Answer:
vec(a) = 16 i + 16 j
mag(a) = 22.63 ft/s^2
Explanation:
Given,
- The two components of velocity are given for fluid flow:
u = 4*y ft/s
v = 4*x ft/s
Find:
What is the time rate of change of the velocity vector V (i.e., the acceleration vector) for a fluid particle at x = 1 ft. and y = 1 ft. at time t = 1 second?
Solution:
- The rate of change of velocity is given to be acceleration.

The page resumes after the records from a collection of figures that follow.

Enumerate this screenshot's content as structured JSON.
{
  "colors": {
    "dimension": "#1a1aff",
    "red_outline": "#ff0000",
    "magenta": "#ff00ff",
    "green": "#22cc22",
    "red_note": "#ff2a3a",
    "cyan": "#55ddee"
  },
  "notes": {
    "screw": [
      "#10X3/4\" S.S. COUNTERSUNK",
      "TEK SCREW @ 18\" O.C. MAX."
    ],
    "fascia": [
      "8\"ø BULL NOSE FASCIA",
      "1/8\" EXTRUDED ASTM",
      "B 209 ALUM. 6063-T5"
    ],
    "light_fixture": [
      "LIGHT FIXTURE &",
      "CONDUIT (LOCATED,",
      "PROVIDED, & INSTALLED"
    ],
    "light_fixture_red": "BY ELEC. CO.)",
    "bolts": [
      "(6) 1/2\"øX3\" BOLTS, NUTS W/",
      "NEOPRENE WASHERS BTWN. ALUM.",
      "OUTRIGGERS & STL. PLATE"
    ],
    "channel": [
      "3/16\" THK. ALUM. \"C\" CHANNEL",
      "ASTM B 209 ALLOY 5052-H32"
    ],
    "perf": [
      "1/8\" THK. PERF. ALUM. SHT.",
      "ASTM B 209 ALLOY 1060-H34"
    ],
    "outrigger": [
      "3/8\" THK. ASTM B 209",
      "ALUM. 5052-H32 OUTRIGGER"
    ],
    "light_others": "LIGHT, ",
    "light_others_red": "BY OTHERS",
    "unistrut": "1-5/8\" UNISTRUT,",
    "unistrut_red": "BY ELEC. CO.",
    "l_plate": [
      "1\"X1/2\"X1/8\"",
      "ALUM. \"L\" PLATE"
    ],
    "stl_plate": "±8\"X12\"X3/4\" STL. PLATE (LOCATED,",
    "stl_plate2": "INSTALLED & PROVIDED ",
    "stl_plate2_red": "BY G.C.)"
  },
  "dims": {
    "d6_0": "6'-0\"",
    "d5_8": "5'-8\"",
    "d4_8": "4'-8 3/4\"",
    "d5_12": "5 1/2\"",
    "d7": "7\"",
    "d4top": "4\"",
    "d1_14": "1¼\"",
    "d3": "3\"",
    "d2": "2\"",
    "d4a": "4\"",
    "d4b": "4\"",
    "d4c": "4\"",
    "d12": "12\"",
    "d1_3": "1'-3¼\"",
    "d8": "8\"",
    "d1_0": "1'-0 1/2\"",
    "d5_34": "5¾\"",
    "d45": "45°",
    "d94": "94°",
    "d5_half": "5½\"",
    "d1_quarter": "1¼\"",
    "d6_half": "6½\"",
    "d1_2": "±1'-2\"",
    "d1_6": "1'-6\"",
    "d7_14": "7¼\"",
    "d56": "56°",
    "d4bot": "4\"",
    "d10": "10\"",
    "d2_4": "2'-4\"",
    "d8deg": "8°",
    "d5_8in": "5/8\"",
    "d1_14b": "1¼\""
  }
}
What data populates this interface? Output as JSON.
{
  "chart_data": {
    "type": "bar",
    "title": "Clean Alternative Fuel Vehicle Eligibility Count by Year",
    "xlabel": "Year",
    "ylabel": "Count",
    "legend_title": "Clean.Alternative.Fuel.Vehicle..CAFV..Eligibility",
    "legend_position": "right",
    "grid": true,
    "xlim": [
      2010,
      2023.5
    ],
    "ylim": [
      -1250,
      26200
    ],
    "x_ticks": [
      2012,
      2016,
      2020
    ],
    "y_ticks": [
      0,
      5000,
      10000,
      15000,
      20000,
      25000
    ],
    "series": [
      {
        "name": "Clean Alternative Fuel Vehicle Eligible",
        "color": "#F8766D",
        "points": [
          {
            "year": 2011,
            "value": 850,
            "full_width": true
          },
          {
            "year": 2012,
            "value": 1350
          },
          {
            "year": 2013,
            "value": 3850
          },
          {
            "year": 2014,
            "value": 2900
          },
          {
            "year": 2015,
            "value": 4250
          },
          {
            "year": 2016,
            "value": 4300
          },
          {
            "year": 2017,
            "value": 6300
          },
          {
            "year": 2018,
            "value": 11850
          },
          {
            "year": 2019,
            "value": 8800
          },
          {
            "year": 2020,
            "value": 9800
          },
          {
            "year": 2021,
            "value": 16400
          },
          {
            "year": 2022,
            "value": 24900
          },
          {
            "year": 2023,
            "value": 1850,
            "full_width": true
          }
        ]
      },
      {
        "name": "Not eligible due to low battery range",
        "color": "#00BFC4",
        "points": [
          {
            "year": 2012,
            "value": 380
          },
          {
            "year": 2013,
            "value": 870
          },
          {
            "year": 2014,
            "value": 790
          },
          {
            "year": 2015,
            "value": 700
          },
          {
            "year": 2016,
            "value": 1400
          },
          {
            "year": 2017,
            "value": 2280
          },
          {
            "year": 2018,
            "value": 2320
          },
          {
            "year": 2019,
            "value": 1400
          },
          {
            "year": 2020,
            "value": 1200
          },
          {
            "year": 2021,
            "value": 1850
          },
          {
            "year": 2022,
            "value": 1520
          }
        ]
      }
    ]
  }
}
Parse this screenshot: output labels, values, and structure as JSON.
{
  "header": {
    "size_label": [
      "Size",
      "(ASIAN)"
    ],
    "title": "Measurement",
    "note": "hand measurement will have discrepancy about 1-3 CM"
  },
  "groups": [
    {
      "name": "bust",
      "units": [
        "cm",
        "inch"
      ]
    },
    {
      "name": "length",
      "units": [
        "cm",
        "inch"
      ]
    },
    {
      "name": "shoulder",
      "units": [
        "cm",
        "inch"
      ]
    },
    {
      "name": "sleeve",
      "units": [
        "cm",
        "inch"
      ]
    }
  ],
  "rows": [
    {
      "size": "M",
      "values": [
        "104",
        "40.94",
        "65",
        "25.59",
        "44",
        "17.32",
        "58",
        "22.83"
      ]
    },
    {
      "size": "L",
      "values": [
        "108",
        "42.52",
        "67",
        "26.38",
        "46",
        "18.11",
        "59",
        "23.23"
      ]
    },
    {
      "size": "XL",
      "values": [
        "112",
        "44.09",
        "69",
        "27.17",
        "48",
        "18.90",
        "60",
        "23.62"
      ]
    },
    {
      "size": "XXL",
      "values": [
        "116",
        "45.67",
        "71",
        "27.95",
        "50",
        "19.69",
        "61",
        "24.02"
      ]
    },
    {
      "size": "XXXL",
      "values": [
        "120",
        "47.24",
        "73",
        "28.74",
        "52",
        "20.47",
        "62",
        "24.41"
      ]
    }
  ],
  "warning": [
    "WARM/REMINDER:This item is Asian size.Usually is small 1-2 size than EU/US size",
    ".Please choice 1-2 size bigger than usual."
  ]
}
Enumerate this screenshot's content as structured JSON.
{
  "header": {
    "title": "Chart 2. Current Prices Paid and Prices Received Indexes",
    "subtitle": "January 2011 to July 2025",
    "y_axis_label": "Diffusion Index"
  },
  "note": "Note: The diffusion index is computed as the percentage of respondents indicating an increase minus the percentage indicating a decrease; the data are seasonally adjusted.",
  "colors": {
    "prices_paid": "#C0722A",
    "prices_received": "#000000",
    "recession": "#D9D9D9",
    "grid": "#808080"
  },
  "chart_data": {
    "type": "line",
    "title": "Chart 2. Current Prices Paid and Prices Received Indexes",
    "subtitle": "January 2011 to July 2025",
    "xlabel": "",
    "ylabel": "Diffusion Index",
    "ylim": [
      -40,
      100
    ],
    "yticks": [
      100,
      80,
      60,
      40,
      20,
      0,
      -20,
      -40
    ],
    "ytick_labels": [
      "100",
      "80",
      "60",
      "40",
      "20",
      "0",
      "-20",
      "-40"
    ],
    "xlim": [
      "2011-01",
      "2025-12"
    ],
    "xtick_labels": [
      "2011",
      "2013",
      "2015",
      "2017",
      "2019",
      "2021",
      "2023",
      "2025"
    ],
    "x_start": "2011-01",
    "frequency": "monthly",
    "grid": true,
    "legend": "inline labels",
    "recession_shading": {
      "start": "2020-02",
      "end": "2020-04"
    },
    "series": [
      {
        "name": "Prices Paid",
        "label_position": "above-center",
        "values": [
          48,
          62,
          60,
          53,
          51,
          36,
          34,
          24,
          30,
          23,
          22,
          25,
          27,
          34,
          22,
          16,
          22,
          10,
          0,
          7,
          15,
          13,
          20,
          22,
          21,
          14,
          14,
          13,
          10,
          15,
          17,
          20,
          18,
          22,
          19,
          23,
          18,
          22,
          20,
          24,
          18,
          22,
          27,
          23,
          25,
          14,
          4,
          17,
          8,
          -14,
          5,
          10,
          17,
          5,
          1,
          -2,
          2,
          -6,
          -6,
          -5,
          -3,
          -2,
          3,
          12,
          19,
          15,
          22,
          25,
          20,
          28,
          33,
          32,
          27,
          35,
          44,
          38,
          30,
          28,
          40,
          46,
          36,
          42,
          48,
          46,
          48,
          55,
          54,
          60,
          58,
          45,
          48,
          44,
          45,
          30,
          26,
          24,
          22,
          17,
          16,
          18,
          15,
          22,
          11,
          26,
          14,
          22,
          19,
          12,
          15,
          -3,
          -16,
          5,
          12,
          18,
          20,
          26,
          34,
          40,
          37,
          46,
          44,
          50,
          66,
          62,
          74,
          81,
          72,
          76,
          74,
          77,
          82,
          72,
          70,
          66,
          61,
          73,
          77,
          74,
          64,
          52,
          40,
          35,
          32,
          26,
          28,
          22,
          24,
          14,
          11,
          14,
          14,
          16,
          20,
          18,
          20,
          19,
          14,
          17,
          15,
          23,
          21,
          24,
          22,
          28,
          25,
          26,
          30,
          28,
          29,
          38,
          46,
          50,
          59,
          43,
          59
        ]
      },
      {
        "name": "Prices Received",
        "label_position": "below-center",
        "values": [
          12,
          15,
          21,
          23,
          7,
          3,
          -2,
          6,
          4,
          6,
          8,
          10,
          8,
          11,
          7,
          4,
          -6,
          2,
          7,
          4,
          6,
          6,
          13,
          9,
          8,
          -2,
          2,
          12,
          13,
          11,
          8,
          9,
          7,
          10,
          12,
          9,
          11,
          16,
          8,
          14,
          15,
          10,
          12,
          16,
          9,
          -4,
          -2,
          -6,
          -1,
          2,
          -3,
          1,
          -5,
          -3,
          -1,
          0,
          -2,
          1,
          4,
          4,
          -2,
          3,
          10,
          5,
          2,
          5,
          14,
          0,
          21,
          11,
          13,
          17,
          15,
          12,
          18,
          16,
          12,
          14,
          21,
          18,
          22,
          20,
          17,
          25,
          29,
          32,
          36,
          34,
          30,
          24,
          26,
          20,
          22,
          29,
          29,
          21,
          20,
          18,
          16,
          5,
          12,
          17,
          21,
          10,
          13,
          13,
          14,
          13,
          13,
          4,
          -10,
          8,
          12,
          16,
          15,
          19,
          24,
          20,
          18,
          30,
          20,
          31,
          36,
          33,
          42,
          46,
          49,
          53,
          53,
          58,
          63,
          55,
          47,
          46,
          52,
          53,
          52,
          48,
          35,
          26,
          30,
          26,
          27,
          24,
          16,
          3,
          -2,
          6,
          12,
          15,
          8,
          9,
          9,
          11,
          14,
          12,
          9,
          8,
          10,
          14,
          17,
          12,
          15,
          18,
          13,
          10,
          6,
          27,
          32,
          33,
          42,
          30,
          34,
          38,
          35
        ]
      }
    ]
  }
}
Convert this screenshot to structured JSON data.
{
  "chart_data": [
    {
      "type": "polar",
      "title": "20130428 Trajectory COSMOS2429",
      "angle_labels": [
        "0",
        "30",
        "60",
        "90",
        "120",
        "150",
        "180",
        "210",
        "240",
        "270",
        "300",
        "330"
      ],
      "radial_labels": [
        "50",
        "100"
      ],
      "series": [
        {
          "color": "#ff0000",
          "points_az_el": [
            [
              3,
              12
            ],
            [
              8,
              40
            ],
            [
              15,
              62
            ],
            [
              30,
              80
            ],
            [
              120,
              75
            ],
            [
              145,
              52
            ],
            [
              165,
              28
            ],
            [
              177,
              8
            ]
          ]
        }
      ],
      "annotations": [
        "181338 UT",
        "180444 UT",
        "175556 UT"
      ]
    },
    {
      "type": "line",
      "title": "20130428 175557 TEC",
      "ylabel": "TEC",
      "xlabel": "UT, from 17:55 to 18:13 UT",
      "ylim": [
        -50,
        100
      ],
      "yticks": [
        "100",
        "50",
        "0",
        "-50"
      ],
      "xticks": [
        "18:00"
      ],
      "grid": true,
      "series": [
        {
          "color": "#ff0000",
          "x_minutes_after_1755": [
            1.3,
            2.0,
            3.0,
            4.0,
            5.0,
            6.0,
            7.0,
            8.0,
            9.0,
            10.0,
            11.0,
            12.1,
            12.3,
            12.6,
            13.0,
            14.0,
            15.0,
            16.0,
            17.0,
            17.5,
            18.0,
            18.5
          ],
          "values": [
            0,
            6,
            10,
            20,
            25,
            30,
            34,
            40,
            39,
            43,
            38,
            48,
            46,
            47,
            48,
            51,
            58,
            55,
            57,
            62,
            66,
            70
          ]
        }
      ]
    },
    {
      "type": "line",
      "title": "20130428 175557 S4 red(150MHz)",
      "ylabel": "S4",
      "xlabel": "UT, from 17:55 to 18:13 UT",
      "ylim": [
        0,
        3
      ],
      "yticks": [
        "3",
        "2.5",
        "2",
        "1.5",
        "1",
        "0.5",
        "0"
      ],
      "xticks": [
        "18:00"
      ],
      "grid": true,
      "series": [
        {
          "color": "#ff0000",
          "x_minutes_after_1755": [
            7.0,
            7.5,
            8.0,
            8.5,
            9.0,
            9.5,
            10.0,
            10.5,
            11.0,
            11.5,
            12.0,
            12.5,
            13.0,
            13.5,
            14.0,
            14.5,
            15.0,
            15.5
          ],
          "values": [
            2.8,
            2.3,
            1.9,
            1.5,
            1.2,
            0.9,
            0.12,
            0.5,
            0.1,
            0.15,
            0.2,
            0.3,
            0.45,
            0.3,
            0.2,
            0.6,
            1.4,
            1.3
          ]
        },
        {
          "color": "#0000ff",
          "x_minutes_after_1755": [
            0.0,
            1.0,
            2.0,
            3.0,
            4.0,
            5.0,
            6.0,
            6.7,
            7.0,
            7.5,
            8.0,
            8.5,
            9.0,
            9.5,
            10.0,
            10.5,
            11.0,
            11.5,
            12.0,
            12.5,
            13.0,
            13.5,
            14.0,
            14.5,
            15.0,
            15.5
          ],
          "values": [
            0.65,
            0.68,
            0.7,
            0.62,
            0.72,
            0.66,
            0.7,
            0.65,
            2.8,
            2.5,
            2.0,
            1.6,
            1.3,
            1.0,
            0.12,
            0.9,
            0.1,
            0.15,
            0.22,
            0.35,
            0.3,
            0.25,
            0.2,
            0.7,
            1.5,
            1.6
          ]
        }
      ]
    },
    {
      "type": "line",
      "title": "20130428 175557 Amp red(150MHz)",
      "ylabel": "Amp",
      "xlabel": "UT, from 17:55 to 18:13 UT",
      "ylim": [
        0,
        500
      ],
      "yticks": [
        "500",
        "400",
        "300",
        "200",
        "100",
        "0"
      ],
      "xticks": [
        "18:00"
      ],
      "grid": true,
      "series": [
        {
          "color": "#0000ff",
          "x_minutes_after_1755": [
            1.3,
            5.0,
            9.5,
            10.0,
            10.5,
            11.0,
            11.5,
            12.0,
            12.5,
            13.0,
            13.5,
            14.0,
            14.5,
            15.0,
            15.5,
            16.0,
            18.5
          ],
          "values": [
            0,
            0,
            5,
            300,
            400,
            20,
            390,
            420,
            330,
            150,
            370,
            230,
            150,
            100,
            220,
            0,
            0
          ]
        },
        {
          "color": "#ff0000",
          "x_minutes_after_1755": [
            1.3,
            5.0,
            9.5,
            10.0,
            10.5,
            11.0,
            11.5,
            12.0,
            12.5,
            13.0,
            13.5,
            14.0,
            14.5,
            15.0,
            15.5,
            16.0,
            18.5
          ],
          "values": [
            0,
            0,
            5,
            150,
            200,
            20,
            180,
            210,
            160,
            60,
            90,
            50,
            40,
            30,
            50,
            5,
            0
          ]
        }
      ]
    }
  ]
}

We will take derivative of each components of velocity with respect to time t:
a_x = du / dt
a_x = 4*dy/dt
a_y = dv/dt
a_y = 4*dx/dt
- The expressions dx/dt is the velocity component u and dy/dt is the velocity component v:
a_x = 4*(4*y) = 16y
a_y = 4*(4*x) = 16x
- The acceleration vector can be expressed by:
vec(a) = 16y i + 16x j
- Evaluate vector (a) at x = 1 and y = 1:
vec(a) = 16*1 i + 16*1 j = 16 i + 16 j
- The magnitude of acceleration is given by:
mag(a) = sqrt ( a^2_x + a^2_y )
mag(a) = sqrt ( 16^2 + 16^2 )
mag(a) = 22.63 ft/s^2